During sprouting angiogenesis, tip cells are selected from the endothelial cells of existing vessels to pave the way for new blood vessels. Although a gradient of vascular endothelial growth factor (VEGF) has been shown to influence the selection and to guide the routes of these tip cells, the mechanism that regulates how many and which specific cells are selected has remained elusive. Three studies have examined these issues and have established that Notch signalling mediates the selection of tip cells during angiogenesis.

Hellström and colleagues focused on the role of Notch during angiogenesis in mouse retina. The administration of γ-secretase inhibitors (GSIs) that potently inhibit Notch to mice during the first postnatal week resulted in increased vascular density. GSI-induced Notch inhibition also resulted in more cells containing the tip-cell marker platelet-derived growth factor B. Together, these morphological and gene expression data indicate that the inhibition of Notch causes an increase in the number of tip cells, resulting in increased vascular sprouting. Conversely, treatment with a Notch agonist showed that increased Notch activity results in decreased vascular density and sprouting.

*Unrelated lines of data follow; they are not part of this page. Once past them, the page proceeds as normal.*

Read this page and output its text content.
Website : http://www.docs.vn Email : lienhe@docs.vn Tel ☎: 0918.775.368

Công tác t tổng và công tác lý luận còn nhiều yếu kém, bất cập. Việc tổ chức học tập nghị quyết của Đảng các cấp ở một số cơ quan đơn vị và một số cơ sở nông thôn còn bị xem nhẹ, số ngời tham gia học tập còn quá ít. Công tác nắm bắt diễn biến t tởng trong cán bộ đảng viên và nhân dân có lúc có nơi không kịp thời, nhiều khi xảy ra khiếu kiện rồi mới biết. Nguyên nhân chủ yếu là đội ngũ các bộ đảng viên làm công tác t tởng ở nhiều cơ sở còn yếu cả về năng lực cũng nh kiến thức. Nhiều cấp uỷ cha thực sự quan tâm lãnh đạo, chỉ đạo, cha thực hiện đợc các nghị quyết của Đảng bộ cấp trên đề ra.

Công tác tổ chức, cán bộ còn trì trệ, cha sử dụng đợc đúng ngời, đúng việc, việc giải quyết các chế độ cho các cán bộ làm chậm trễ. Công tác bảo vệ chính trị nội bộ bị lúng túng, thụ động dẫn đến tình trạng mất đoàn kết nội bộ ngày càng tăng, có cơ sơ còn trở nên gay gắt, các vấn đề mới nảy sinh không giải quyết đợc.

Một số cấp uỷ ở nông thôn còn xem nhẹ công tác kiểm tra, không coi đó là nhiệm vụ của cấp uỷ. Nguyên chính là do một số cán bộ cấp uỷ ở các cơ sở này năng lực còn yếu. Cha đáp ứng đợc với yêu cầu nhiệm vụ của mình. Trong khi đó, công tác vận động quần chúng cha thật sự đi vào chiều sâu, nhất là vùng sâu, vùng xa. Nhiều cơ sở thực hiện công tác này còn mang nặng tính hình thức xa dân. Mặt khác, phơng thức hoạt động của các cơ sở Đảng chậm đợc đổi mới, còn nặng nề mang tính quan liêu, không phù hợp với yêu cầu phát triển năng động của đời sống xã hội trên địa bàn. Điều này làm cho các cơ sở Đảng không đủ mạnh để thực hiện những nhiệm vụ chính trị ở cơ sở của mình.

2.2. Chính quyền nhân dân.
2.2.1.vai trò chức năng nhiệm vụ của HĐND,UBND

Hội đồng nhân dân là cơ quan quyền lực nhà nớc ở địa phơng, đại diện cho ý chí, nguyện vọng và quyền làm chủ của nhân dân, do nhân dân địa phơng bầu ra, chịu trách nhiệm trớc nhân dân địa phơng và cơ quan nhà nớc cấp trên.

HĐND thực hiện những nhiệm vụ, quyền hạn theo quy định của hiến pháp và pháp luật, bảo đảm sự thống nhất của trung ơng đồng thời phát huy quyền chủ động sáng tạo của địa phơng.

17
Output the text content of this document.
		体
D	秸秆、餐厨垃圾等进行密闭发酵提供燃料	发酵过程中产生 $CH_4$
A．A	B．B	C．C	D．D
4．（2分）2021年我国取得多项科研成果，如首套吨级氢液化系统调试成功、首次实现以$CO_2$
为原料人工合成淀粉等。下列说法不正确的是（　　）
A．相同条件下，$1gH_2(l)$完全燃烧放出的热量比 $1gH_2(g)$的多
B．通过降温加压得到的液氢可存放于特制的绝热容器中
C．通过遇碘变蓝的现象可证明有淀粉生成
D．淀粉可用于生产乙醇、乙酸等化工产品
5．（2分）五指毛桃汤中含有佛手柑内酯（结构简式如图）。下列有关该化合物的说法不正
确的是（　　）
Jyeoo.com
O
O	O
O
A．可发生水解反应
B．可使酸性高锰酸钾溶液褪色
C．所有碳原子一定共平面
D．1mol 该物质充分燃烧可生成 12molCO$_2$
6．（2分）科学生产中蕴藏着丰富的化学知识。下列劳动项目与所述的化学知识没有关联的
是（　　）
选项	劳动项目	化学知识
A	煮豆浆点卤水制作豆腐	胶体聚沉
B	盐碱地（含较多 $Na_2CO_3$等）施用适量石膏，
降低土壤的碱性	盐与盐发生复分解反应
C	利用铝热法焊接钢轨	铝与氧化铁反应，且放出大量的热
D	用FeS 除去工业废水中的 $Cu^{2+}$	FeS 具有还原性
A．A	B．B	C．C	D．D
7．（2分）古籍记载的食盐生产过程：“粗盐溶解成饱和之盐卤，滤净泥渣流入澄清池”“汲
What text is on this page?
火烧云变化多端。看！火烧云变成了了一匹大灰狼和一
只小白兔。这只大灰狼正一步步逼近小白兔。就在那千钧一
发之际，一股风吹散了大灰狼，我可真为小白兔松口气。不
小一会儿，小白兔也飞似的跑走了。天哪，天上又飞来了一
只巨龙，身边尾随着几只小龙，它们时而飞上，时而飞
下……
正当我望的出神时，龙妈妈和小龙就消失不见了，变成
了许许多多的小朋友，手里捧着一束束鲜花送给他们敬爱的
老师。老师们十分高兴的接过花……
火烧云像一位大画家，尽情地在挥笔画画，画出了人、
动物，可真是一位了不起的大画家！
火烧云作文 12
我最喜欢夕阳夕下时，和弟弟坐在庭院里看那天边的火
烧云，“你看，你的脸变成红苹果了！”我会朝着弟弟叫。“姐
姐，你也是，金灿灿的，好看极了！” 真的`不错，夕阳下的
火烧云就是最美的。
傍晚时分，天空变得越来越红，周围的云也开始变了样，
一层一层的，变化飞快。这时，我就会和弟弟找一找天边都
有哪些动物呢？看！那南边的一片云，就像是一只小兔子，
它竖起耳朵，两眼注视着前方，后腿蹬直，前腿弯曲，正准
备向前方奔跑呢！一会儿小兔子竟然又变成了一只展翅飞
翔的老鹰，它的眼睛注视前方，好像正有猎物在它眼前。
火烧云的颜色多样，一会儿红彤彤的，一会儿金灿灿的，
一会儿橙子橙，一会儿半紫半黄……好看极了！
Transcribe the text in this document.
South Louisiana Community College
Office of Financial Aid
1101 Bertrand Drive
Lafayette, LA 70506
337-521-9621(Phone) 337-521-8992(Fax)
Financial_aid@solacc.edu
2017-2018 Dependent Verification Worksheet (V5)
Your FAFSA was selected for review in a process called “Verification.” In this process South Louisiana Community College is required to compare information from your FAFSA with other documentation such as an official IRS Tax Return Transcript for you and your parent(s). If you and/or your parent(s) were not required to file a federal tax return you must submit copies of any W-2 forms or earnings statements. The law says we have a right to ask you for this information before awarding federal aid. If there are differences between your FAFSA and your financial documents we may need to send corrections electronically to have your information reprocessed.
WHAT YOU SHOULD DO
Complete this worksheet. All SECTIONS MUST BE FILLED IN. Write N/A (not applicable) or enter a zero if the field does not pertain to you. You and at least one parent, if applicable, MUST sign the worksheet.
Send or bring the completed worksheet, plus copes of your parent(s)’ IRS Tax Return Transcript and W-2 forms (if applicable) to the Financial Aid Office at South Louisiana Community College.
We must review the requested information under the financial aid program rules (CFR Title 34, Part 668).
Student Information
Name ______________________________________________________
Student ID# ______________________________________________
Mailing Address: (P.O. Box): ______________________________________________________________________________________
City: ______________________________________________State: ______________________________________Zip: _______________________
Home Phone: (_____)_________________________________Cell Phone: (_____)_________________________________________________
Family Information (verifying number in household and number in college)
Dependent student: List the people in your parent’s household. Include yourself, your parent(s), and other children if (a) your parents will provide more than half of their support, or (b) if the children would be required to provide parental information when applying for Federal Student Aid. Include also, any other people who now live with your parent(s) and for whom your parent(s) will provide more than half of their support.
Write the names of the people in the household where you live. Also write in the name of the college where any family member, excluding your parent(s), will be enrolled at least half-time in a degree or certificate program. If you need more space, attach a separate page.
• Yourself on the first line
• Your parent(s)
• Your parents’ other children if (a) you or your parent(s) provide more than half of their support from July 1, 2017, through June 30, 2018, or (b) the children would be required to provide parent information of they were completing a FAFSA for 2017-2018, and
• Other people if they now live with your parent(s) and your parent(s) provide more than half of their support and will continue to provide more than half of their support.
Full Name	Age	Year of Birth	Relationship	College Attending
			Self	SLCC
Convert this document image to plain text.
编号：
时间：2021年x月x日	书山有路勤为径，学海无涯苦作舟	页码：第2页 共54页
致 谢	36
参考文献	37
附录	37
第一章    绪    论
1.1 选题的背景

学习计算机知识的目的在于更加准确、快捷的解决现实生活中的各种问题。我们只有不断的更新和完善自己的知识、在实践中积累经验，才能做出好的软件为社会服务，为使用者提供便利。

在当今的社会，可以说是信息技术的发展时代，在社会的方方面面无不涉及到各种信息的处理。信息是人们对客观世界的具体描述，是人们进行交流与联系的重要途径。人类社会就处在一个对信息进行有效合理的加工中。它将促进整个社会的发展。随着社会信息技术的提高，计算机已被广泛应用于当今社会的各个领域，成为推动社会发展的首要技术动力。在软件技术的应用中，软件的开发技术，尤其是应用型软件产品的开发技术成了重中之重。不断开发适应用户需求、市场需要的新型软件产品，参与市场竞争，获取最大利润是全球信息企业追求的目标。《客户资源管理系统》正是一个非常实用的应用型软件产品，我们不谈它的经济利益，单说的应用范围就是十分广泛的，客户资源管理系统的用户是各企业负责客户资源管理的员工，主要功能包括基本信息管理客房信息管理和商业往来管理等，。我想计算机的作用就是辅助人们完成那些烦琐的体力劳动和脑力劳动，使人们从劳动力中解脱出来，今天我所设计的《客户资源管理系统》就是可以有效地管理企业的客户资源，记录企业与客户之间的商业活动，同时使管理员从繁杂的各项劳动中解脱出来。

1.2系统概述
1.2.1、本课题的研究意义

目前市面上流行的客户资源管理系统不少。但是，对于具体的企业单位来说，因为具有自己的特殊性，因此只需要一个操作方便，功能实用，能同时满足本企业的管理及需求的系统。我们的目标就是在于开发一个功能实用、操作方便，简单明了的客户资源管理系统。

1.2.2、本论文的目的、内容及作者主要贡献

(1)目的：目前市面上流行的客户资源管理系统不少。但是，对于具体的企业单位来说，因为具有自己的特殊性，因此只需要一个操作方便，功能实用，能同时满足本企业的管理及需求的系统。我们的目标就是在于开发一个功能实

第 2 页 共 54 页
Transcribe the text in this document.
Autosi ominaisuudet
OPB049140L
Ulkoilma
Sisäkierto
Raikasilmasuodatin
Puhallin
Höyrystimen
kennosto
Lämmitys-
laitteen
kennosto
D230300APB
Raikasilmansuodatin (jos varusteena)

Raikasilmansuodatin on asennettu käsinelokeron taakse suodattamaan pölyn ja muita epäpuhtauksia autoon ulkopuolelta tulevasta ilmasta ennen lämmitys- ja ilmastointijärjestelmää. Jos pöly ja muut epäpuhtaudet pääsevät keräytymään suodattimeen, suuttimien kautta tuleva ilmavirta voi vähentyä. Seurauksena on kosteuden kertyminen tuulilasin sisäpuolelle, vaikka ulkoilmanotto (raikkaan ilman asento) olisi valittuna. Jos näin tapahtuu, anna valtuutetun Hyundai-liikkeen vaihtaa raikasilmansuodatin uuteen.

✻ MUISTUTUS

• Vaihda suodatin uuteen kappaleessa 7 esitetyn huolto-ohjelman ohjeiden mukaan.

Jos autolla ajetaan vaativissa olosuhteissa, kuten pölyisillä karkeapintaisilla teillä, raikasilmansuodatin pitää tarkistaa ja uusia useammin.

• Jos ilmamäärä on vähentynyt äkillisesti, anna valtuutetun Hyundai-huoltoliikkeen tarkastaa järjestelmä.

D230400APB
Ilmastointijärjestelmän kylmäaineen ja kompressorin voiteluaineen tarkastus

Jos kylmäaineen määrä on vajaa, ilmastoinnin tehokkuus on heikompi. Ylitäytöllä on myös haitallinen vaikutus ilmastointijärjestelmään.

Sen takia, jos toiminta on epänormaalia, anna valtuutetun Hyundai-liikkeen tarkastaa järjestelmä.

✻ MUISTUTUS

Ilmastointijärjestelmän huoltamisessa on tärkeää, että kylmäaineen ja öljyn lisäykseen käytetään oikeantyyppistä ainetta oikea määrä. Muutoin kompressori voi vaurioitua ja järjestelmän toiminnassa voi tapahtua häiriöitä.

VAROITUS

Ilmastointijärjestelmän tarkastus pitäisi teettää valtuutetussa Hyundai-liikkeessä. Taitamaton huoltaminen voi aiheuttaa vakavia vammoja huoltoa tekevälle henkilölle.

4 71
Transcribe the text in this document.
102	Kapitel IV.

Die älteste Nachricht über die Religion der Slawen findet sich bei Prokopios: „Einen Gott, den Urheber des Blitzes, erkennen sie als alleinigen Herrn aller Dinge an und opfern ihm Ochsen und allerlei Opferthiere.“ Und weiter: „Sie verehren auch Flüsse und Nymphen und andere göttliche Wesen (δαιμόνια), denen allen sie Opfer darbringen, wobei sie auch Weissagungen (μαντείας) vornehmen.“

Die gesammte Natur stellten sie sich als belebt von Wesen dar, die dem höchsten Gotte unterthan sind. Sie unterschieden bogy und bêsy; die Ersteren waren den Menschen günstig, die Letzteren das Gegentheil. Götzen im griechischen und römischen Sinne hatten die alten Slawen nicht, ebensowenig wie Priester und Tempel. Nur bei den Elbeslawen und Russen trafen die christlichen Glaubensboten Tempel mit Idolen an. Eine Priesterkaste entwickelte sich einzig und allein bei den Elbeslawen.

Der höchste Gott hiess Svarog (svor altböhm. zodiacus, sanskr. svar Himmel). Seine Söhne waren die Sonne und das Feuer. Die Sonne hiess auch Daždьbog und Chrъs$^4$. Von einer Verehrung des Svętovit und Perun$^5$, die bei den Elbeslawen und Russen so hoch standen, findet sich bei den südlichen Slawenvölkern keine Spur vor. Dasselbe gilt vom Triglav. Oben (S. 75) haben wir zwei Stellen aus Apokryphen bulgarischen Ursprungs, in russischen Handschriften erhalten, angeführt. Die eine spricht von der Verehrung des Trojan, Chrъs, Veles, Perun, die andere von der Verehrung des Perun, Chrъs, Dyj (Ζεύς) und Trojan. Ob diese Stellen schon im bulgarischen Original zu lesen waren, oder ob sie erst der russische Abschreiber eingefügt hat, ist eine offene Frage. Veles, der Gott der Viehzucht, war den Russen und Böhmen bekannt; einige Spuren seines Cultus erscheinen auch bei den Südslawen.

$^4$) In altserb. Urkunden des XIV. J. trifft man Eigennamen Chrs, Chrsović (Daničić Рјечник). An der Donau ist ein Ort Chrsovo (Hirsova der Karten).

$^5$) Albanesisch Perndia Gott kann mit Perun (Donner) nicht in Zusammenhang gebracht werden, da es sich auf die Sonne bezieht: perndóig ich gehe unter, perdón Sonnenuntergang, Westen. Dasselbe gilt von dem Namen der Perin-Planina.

Localization studies using mice in which cells with active Notch are labelled with green fluorescent protein (GFP) showed that delta-like-4 (Dll4), a Notch substrate, colocalizes with Notch activity at the sprouting front. Furthermore, 96% of tip cells showed intracellular accumulation of Dll4, indicative of exposure to the Notch signal. By contrast, Dll4 did not accumulate in cells behind the sprouting front. The importance of Notch–Dll4 signalling was further supported by the finding that Dll4+/− mice had similar phenotypes to mice treated with the Notch-inhibiting GSIs.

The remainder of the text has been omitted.